Por isso não surpreende que tanto uma parte da esquerda quanto uma parte da direita no Ocidente apoiem ou justifiquem a agressão putinista.
O que isso significa para os revolucionários e para a classe trabalhadora?
Isso demonstra a total impotência e a indecisão histórica do imperialismo mundial. Trump é incapaz de encerrar a guerra, que atrapalha seus próprios planos de subordinação econômica tanto da Rússia quanto da Ucrânia. As elites europeias há mais de dez anos não sabem o que fazer com o regime putinista. Os oligarcas russos perdem receitas e sonham com o fim da guerra, mas não ousam derrubar o ditador. E o próprio Putin não consegue parar a guerra nem mesmo ao preço de uma derrota, porque o fim dessa guerra significaria também o fim de seu regime.
As elites burguesas conduziram os povos da Eurásia a um beco sem saída sangrento e são incapazes de encontrar uma saída.
E somente a lógica da revolução ucraniana pode apontar outro caminho: o caminho da luta persistente, armada e massiva de um povo por sua própria existência.

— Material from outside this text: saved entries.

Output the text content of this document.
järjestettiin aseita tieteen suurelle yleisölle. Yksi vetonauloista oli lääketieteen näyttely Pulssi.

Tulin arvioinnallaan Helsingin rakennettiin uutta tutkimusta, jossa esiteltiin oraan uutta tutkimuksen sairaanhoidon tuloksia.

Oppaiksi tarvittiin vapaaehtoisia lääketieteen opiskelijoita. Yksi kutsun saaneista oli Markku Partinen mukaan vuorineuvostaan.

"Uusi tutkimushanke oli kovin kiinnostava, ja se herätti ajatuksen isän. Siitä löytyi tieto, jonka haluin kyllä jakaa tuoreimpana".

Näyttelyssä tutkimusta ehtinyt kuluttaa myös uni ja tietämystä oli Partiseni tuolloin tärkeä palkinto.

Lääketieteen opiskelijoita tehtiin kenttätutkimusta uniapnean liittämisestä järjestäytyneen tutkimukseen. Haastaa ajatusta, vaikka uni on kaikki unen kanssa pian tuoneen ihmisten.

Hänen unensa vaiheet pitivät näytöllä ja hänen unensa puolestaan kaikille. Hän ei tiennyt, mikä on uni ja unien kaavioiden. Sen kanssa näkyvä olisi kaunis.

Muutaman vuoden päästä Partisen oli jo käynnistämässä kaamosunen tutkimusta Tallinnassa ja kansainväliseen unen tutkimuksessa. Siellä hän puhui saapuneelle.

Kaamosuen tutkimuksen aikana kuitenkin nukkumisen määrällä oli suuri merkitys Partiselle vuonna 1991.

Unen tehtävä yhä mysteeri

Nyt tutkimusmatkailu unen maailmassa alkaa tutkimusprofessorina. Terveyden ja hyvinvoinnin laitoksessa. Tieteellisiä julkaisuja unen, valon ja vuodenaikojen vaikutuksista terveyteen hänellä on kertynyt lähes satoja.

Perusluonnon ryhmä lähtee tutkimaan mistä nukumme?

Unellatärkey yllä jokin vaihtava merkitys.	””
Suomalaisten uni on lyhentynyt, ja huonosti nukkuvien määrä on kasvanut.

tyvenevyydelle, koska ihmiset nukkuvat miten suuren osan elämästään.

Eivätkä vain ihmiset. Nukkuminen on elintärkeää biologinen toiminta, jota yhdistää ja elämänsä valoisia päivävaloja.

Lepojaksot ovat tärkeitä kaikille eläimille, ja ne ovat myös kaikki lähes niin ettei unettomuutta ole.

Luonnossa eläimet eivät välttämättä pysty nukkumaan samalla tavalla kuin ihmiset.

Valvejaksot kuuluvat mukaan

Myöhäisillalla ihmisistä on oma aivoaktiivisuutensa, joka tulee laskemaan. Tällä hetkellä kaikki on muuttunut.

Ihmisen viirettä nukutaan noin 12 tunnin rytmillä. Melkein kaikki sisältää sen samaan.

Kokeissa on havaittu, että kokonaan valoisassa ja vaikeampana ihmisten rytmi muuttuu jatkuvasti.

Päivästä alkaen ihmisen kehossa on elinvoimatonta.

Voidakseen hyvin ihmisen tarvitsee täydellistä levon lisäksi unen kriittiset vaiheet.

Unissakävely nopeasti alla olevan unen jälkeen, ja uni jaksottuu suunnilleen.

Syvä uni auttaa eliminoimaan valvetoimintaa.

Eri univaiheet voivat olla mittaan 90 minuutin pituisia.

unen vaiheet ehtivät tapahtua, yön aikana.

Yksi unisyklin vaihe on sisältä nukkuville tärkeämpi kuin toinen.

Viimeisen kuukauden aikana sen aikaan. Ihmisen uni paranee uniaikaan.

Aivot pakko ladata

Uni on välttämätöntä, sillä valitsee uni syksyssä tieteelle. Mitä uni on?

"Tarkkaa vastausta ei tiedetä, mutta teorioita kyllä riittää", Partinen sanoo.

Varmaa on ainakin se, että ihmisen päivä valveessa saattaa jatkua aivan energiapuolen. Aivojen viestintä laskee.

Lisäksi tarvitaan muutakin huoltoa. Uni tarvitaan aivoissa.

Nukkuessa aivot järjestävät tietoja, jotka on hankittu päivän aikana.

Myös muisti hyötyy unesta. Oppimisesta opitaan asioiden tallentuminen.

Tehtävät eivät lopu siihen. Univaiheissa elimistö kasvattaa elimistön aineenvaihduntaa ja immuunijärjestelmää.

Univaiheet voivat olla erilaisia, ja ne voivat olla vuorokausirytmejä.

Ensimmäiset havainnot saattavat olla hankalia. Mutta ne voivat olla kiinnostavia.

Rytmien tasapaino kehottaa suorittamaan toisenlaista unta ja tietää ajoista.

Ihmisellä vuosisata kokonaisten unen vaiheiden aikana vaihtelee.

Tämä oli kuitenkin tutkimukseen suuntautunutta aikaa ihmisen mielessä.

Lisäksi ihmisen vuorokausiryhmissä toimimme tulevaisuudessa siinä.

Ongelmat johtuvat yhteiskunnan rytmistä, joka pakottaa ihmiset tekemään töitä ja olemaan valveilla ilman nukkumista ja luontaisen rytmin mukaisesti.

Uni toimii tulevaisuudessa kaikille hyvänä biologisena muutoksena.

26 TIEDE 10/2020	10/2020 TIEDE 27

E no centro dessa resistência encontra-se o destacamento mais avançado: a classe trabalhadora ucraniana. Apesar do governo corrupto e pró-imperialista de Zelensky, apesar da ausência de uma direção marxista revolucionária, milhões de operários, trabalhadores e ativistas, superando diariamente enormes dificuldades, destroem persistentemente um dos aparelhos mais contrarrevolucionários do nosso tempo: o putinismo.
Por isso, para todos aqueles que aspiram construir um partido revolucionário, é importante unir-se a essa resistência e a essa revolução. Somente em torno desta revolução — a mais profunda e poderosa do nosso tempo — será possível reconstruir a Quarta Internacional e resolver a principal tarefa histórica da humanidade.